Copy-cat strikes take hold at platinum and gold mines.
With the Rand gold price close to all-time highs the spreading strikes in the gold sector will see mines losing out on making the most of rising prices.
Today's price is trading around the R471 400/kg level having broken through an all-time high yesterday.
The country's second largest gold producer, Gold Field, saw a strike at its KDC West mine enter its 11th day today with the miner losing 1 400 ounces per day. Assuming 10 production days that is a loss of 14 000 ounces at roughly R14 700 per ounce or R206m in lost revenues.
AngloGold, the largest gold producer based in South Africa, became the latest illegal strike casualty with its Kopanang workers downing tools last night. The company said it had not yet received any communications from workers outlining demands.
With AngloGold's measures to diversify its portfolio approximately 32% of total production originates from South Africa. Kopanang, near Orkney in the Free State province, contributed 4% or 90 000 ounces for the first half of the financial year ending 30 June 2012. This equates to around 500 ounces lost per day or R7m.
These two mines contribute approximately 15% or 700 000 ounces to the country's total annual gold production of around 4.7m ounces.
Junior producer, Village Main Reef's joint CEO, Marius Saaiman, said that the high gold price, if sustainable, would be extremely advantageous to its star performer, Tau Lekoa, and that it would give its other high cost producers, like Buffelsfontein, breathing space.
Village released results today that showed a turn-around from last year's losses on a gold price of R417 267/kg in 2012 compared to R305 397/kg for 2011. The miner reported an earnings per share figure of 34.73 cents for the year ended 30 June compared to a loss of 290.32 cents for the previous year.
With Village's modus operandi of acquiring distressed assets and turning them around, Moneyweb/Mineweb asked if it would consider looking at acquiring Great Basin Gold's Burnstone mine after it recently went into business rescue.
Saaiman said that it had its hands full having recently taken over underground mine, Blyvoor, from DRDGold and that it wasn't interested in entering a bidding war for the Great Basin Gold assets.
Meanwhile, company spokesperson for Anglo Platinum, Mpumi Sithole confirmed today that workers had not returned to work last night as hoped and that attendance numbers across its Rustenburg mines had now dropped to below 20%.
Sithole said that levels of intimidation were high and people were still afraid to go to work. The company announced yesterday that production at its process units and the Bathopele mine had resumed. This, Sithole said, had resulted in protestors turning their efforts to preventing attendance at Bathopele today.
Reports that striking miners had received permission from the local municipality to stage a meeting at the Bleskop stadium were rejected by Sithole who said that the stadium belonged to Anglo Platinum and that no such permission had been given. The stadium was unsafe for the number of people in any event said Sithole.

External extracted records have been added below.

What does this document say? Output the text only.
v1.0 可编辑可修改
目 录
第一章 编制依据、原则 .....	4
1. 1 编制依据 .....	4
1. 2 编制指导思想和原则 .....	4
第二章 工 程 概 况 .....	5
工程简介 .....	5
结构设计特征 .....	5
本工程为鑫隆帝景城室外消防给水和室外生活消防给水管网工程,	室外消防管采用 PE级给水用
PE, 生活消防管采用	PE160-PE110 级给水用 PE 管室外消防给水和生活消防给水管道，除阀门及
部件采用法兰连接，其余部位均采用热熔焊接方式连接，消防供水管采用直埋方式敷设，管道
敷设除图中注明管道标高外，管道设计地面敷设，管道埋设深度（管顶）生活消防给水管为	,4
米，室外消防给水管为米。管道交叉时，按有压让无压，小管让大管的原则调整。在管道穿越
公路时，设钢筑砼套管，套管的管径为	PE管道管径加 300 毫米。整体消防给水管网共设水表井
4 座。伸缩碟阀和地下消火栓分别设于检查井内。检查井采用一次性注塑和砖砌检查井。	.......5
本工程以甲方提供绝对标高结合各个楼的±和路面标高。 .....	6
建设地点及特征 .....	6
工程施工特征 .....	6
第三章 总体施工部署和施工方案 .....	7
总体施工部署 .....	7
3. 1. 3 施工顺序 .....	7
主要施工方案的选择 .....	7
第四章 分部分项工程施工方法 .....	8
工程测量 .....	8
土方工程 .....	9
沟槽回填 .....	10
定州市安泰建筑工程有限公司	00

The miner had issued an ultimatum saying that it would pursue legal avenues should workers not return to work by the night shift last night. With current events, it has had to move this ultimatum out for the second time to Monday evening.
The reality is that dismissing workers who were not participating in the strike yet were too scared to return to work for fear of reprisal poses a dilemma.
Sithole said that the company was awaiting a CCMA (Commission for Conciliation, Mediation and Arbitration) hearing scheduled for next week Tuesday that would address workers' demands handed over to the miner in July.
In separate events, justice minister Jeff Radebe announced today that the investigation into the shootings at Lonmin's Marikana mine would be completed within four months.
In August, President Jacob Zuma, announced a three-member judicial commission of inquiry to probe the mine violence in which 44 people had died in Marikana. Two more people have died since then.